Amnesty UK smuggles in its assumptions too. It’s a core part of trans activism and ideology and allyship – it’s crucial to refrain from spelling out what is meant by “trans rights,” because that would make it too obvious how destructive they are to other people’s rights, especially women’s.

On the recent statements published by the Equality and Human Rights Commission on the governments’ consultation on conversion therapy, Amnesty International UK disagree unreservedly in the EHRC’s assessment of separating protections for LGBTI people and specifically excluding trans people from initial legislation.

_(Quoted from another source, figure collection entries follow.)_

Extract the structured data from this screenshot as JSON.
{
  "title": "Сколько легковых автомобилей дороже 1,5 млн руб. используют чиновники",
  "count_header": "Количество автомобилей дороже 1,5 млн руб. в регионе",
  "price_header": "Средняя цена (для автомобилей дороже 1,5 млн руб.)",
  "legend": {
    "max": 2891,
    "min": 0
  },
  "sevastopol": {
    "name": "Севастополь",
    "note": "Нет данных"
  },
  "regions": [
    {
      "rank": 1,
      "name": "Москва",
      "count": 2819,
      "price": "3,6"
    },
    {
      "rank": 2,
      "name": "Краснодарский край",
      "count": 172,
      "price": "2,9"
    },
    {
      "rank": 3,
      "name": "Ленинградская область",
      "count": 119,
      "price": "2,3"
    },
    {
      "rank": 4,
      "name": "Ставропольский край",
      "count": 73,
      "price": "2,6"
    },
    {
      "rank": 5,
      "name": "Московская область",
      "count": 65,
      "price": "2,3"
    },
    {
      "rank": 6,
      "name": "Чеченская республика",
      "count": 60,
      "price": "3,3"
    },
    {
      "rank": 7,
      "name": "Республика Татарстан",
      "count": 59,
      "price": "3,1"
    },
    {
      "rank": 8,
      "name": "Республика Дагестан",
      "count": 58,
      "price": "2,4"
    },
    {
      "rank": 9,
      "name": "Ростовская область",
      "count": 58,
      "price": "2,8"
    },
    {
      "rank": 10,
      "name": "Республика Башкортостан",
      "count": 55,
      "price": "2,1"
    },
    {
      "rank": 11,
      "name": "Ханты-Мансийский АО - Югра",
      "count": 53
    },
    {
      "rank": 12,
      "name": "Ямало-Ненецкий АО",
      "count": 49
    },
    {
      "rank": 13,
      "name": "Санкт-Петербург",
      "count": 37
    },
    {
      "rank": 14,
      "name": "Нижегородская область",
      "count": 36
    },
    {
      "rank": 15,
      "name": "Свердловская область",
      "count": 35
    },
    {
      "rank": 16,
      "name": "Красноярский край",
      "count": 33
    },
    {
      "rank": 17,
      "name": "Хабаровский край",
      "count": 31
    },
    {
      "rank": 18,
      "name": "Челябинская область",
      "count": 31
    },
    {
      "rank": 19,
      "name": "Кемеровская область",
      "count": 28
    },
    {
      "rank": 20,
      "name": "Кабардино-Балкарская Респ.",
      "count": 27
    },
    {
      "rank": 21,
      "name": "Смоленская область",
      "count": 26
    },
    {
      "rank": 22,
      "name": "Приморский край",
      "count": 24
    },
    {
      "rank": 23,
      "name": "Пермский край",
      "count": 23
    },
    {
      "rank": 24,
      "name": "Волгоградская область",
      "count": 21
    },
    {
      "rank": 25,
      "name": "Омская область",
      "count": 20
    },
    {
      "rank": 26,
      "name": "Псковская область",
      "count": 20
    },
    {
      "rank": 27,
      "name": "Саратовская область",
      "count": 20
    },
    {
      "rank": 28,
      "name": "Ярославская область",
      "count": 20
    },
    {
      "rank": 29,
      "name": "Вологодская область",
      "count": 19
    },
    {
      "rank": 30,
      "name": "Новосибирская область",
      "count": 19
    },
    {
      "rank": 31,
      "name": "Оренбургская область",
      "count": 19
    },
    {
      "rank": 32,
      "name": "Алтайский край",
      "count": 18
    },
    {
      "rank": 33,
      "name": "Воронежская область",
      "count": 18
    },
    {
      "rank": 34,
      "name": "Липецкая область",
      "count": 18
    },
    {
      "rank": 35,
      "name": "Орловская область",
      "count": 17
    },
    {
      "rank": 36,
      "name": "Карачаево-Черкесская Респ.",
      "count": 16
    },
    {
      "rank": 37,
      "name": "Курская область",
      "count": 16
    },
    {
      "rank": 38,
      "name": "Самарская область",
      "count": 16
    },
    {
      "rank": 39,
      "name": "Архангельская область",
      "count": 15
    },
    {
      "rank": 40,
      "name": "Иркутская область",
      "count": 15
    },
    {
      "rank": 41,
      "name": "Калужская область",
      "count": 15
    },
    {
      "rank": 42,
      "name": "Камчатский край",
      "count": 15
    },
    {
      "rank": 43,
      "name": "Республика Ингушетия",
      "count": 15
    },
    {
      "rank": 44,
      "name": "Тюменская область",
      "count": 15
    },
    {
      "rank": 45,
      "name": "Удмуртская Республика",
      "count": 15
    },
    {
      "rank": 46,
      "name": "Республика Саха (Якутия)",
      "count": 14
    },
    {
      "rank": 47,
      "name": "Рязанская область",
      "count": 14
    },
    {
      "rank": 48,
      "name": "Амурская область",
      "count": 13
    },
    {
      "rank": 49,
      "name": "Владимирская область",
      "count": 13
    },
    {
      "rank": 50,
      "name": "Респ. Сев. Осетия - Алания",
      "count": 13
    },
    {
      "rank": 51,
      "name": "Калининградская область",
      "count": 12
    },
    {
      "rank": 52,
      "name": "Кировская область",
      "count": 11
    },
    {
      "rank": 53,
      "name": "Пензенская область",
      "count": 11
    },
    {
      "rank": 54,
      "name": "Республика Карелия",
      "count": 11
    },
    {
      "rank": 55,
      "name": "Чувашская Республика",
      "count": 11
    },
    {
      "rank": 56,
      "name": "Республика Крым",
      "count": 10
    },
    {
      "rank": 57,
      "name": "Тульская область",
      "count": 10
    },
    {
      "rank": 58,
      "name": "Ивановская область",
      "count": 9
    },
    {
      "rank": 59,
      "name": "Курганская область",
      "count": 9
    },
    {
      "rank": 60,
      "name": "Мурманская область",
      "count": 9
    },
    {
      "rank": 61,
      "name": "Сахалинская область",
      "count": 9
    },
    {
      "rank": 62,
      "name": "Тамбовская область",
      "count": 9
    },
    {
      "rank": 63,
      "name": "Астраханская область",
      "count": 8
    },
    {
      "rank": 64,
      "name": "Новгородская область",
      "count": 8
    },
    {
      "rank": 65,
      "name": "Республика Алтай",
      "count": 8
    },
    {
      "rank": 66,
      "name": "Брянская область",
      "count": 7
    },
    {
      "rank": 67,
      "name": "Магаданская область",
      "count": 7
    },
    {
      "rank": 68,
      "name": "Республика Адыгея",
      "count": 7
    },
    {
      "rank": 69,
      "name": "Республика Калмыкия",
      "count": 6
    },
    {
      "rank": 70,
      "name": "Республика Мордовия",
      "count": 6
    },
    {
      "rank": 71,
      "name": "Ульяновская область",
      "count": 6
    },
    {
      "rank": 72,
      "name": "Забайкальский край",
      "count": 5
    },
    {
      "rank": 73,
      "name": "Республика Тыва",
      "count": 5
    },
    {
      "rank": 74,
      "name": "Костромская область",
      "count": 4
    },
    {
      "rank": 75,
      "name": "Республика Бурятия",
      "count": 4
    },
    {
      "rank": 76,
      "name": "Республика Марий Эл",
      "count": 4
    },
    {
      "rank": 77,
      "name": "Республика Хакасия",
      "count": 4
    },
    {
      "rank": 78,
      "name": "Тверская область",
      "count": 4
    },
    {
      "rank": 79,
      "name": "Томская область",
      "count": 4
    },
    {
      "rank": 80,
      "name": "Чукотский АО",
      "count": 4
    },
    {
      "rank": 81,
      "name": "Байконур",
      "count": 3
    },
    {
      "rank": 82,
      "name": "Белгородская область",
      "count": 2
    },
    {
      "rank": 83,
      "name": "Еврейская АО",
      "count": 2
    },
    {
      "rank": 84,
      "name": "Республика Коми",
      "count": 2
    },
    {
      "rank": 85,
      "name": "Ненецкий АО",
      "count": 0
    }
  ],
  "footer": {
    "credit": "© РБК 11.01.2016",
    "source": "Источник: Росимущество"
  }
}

It’s a very useful aid to smuggling, this lumping together of “LGBTI” people as if they were all the same kind of thing, or all needed the same kind of rights. The T is not at all the same kind of thing as the L and the G.

These statements are actively damaging to the rights of trans and non-binary people in the UK, and we find them to be disappointing and deeply troubling. [Emphasis theirs]

What are those rights? What, exactly, are those rights? Of course they don’t say.

We encourage the UK and Scottish Governments’ to continue to show commitment and leadership on human rights by delivering on their commitments to reforming the Gender Recognition Act and introducing a comprehensive legislative ban on conversion therapy that protects the whole of the LGBTI community, including those who are trans and non-binary.

Another act of smuggling: pretending “conversion therapy” means the same thing for both LG people and trans people, when in fact that’s not the case.